After installing KB5004442 on our domain controllers (September Security Update from Microsoft addressing CVE-2021-26414 - “Windows DCOM Server Security Feature Bypass”), our domain controller logs are flooded with Event 10036:
The server-side authentication level policy does not allow the user *DOMAIN\DOMAIN_ADMIN* SID (%%%%%%) from address 10.10.10.10 to activate DCOM server. Please raise the activation authentication level at least to RPC_C_AUTHN_LEVEL_PKT_INTEGRITY in client application.
(domainname, domain\domain_admin, SID%%%%%%, 10.10.10.10)
We use WMI polling to connect to our domain controllers in InsightIDR to collect log entries. With this Microsoft security update, the logs are now telling us the IDRCOLLECTOR server is trying to activate the DCOM server on our domain controllers with a low authentication level (there are currently 7, from 0 - 6). According to Microsoft, the only one that should still be used to avoid any issues is levels 5 (RPC_C_AUTHN_LEVEL_PKT_INTEGRITY), because eventually (Q2 2022), the low level authentication will be deprecated (see Timeline).

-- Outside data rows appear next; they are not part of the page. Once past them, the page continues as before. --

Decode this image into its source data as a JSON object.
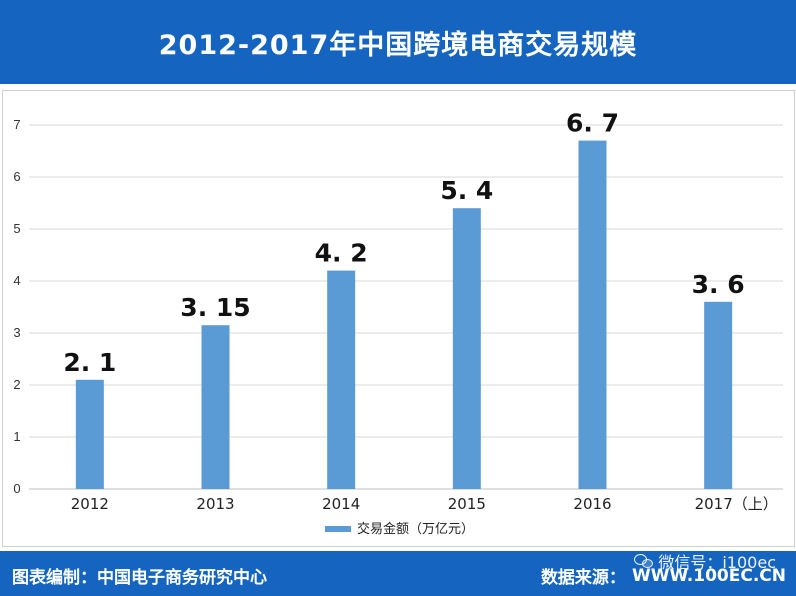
{
  "header": {
    "title": "2012-2017年中国跨境电商交易规模"
  },
  "footer": {
    "left_text": "图表编制：中国电子商务研究中心",
    "source_label": "数据来源：",
    "source_value": "WWW.100EC.CN"
  },
  "watermark": {
    "icon": "wechat-icon",
    "text": "微信号：i100ec"
  },
  "colors": {
    "header_bg": "#1565c0",
    "bar": "#5b9bd5",
    "grid": "#d9d9d9"
  },
  "chart_data": {
    "type": "bar",
    "title": "2012-2017年中国跨境电商交易规模",
    "categories": [
      "2012",
      "2013",
      "2014",
      "2015",
      "2016",
      "2017（上）"
    ],
    "series": [
      {
        "name": "交易金额（万亿元）",
        "values": [
          2.1,
          3.15,
          4.2,
          5.4,
          6.7,
          3.6
        ],
        "data_labels": [
          "2. 1",
          "3. 15",
          "4. 2",
          "5. 4",
          "6. 7",
          "3. 6"
        ]
      }
    ],
    "ylim": [
      0,
      7
    ],
    "yticks": [
      "0",
      "1",
      "2",
      "3",
      "4",
      "5",
      "6",
      "7"
    ],
    "grid": true,
    "legend": "bottom"
  }
}
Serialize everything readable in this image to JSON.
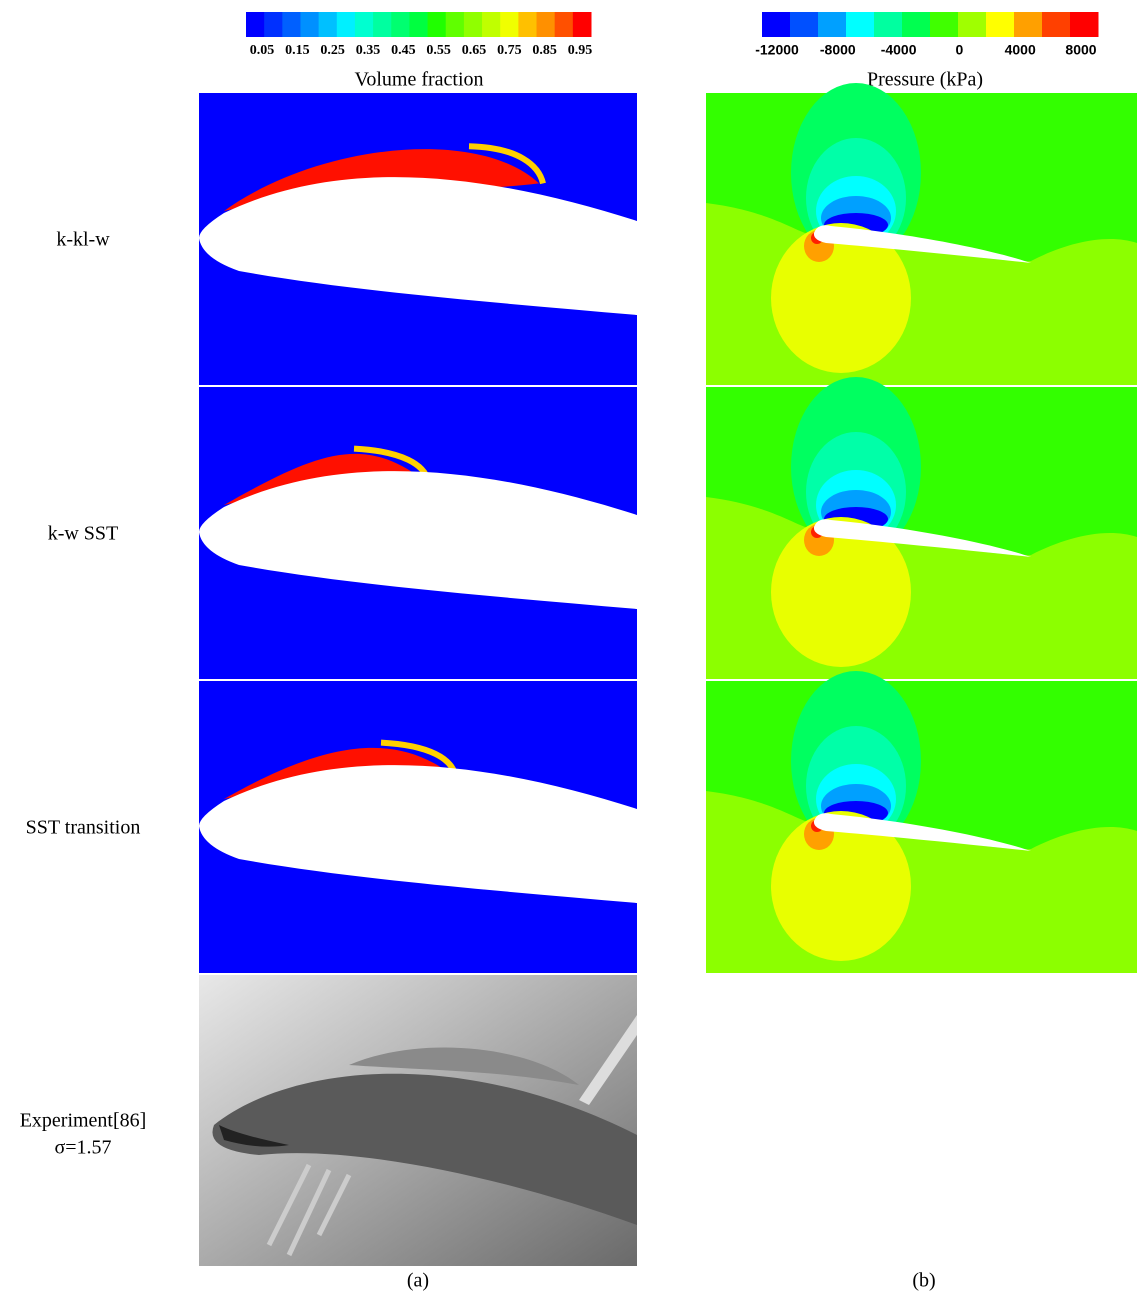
{
  "figure": {
    "colorbars": [
      {
        "title": "Volume fraction",
        "ticks": [
          "0.05",
          "0.15",
          "0.25",
          "0.35",
          "0.45",
          "0.55",
          "0.65",
          "0.75",
          "0.85",
          "0.95"
        ],
        "colors": [
          "#0000ff",
          "#0030ff",
          "#0060ff",
          "#0090ff",
          "#00c0ff",
          "#00f0ff",
          "#00ffd0",
          "#00ffa0",
          "#00ff70",
          "#00ff40",
          "#20ff00",
          "#60ff00",
          "#90ff00",
          "#c0ff00",
          "#f0ff00",
          "#ffc000",
          "#ff9000",
          "#ff5000",
          "#ff0000"
        ]
      },
      {
        "title": "Pressure (kPa)",
        "ticks": [
          "-12000",
          "-8000",
          "-4000",
          "0",
          "4000",
          "8000"
        ],
        "colors": [
          "#0000ff",
          "#0050ff",
          "#00a0ff",
          "#00ffff",
          "#00ffa0",
          "#00ff50",
          "#40ff00",
          "#a0ff00",
          "#ffff00",
          "#ffa000",
          "#ff4000",
          "#ff0000"
        ]
      }
    ],
    "rows": [
      {
        "label": "k-kl-w"
      },
      {
        "label": "k-w SST"
      },
      {
        "label": "SST transition"
      },
      {
        "label": "Experiment[86]",
        "sublabel": "σ=1.57"
      }
    ],
    "panel_labels": [
      "(a)",
      "(b)"
    ]
  }
}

There’s a couple ways to stop the logs from generating:
Create and disable “RequireIntegrityActivationAuthenticationLevel” registry setting - which would be less secure and will eventually be deprecated.
Use the Insight Agent for Domain Controllers exclusively (do away with WMI polling).
Neither of these options are appealing to us. Is Rapid7 aware of this issue and making the necessary changes to make WMI more secure?
Hello Jason, just wondering if you have verified wmi permissions. maybe something changed or was removed? and that user has permissions, I believe since it is a DC it would need DA or built in administrator rights.
I can confirm that the Developers are well aware of this issue and are in fact in the final stages of preparation to roll out an update to event sources that utilise the WMI component; so they can interact without error with Windows assets that have the DCOM hardening applied.
This has been confirmed to work within all of the testing environments and I’d be happy to update this post when the release has been deployed.
Likewise, we are also getting reports of the same event on our domain controllers with the Microsoft update applied. It would be good to know when the release has been deployed so that we can confirm that the issue has been resolved.
While we all wait for the fix for this to be ready, if you wanted to prevent the constant Event 10036 logs you have the option to install the Insight Agent on your Domain Controllers and stop the AD event sources, seeing as it can collect the same default event codes.
If you aren’t already using this feature you can enable it in settings by going to Insight Agent> Domain Controller Events.
However in scenarios where you are using the Active Directory event source and have ticked "Send Unparsed’ to gather events not on the default list, this is not possible with the Agent method.
Hi Jason, this issue is currently in the UAT phase on the backend now so while we have no eta just yet, this is indeed nearing completion at this point.
Thank you for your patience while the Engineering team worked on implementing this fix for the DCOM authentication errors.
This has now been deployed publicly to all Collectors and event sources that use the WMI method of collection.
If you have opted to use Agents to collect the Security logs from Domain Controllers and temporarily stopped Active Directory event sources you can now start the event sources and report back if you are continuing to see errors in Event Viewer.